Flink: Fix CDC validation errors #3258

rdblue · 2021-10-08T19:29:15Z

This fixes CDC validation problems in Flink, #2482. The problem was that validation did not configure a starting snapshot ID by calling validateFromSnapshot. As a result, the entire table history was used to check that there were no deletes for the data files referenced by position deletes in the commit. One fix would be to correctly set the validation snapshot, rather than letting it default to the start of table history. But this PR fixes the problem by removing the validation entirely because none is required.

The only position deletes created by the CDC writer are against the data files that are being added by the commit. Equality deletes are used to delete data in existing files and those require no validation because they do not reference specific files and apply to all older data files (retries do not affect correctness). Because position deletes will only reference data files being added to the table, there is no possibility that those files are concurrently deleted.

Closes #2482.

rdblue · 2021-10-08T22:15:11Z

@openinx, it looks like there is a test for a case that I don't think can happen. Should we fix the test or should we look into calling validateFromSnapshot with the last committed snapshot ID?
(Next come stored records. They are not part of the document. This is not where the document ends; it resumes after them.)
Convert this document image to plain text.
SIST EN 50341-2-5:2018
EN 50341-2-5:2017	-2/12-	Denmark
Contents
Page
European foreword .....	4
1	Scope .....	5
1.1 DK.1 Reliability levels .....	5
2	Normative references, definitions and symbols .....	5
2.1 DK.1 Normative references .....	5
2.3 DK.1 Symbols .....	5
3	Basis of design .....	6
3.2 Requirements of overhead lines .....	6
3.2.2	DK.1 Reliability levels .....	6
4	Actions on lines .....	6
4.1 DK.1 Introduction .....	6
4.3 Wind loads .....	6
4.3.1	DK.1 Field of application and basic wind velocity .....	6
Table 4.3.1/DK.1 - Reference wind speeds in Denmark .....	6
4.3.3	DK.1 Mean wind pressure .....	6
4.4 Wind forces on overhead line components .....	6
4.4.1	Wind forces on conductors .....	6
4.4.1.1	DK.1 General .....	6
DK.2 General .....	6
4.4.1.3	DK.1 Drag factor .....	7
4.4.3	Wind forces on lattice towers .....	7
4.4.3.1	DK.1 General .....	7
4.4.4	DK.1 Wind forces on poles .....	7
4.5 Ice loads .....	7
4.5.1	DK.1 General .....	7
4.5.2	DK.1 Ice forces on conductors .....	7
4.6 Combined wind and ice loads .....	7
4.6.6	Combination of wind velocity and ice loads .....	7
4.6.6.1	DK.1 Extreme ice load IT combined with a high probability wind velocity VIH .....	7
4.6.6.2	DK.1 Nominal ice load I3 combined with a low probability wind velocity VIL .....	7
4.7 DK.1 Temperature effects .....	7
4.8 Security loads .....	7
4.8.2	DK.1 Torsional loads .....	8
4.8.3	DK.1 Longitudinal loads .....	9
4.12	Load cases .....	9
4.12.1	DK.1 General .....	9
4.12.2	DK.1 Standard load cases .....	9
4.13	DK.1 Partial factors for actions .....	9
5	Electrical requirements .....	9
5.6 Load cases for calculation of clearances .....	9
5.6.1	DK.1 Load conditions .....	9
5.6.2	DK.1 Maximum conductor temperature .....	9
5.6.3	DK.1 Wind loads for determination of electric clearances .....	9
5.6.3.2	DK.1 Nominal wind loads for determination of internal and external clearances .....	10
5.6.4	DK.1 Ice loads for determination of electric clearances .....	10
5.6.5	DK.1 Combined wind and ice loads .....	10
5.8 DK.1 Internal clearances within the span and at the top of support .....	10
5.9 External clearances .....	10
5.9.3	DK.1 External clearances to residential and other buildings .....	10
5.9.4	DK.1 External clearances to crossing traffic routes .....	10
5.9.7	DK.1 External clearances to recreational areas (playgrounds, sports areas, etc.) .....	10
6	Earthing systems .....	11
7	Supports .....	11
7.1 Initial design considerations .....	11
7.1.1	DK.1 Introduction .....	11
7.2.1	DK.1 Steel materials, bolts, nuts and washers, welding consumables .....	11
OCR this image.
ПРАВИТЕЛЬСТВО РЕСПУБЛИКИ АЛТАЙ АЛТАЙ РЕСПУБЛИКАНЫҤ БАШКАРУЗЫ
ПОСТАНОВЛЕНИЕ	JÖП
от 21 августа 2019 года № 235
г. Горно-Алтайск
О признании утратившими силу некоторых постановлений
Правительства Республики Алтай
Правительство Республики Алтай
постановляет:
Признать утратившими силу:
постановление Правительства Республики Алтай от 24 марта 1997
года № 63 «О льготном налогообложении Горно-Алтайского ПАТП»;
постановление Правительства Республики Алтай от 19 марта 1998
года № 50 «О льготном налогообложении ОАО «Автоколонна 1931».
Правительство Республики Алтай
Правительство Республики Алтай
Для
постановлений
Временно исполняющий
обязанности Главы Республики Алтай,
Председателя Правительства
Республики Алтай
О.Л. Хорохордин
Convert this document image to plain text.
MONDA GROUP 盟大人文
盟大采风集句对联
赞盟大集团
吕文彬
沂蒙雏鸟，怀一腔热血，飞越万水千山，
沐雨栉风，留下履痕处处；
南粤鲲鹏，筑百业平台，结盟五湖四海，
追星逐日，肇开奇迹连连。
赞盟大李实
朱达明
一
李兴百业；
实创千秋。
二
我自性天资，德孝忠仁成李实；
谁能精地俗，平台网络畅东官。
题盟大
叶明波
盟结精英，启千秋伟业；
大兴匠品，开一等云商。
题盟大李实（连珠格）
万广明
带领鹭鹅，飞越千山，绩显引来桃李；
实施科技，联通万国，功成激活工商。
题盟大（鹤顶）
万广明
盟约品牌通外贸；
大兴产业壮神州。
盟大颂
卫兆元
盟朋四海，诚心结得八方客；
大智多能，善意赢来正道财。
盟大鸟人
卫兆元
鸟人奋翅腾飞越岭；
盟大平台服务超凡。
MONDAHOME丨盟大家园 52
Here's the alternative that uses the last committed snapshot:

        Long lastCommittedSnapshotId = null;
        for (Snapshot snap : SnapshotUtil.currentAncestors(table)) {
          String snapshotCheckpointId = snap.summary().get(MAX_COMMITTED_CHECKPOINT_ID);
          if (snapshotCheckpointId != null && Long.parseLong(snapshotCheckpointId) == maxCommittedCheckpointId) {
            lastCommittedSnapshotId = snap.snapshotId();
          }
        }

        RowDelta rowDelta = table.newRowDelta()
            .validateDataFilesExist(ImmutableList.copyOf(result.referencedDataFiles()))
            .validateDeletedFiles();

        if (lastCommittedSnapshotId != null) {
          rowDelta.validateFromSnapshot(lastCommittedSnapshotId);
        }

kbendick · 2021-10-09T20:07:59Z

flink/src/main/java/org/apache/iceberg/flink/sink/IcebergFilesCommitter.java

@@ -282,9 +281,14 @@ private void commitDeltaTxn(NavigableMap<Long, WriteResult> pendingResults, Stri
        // txn2, the equality-delete files of txn2 are required to be applied to data files from txn1. Committing the
        // merged one will lead to the incorrect delete semantic.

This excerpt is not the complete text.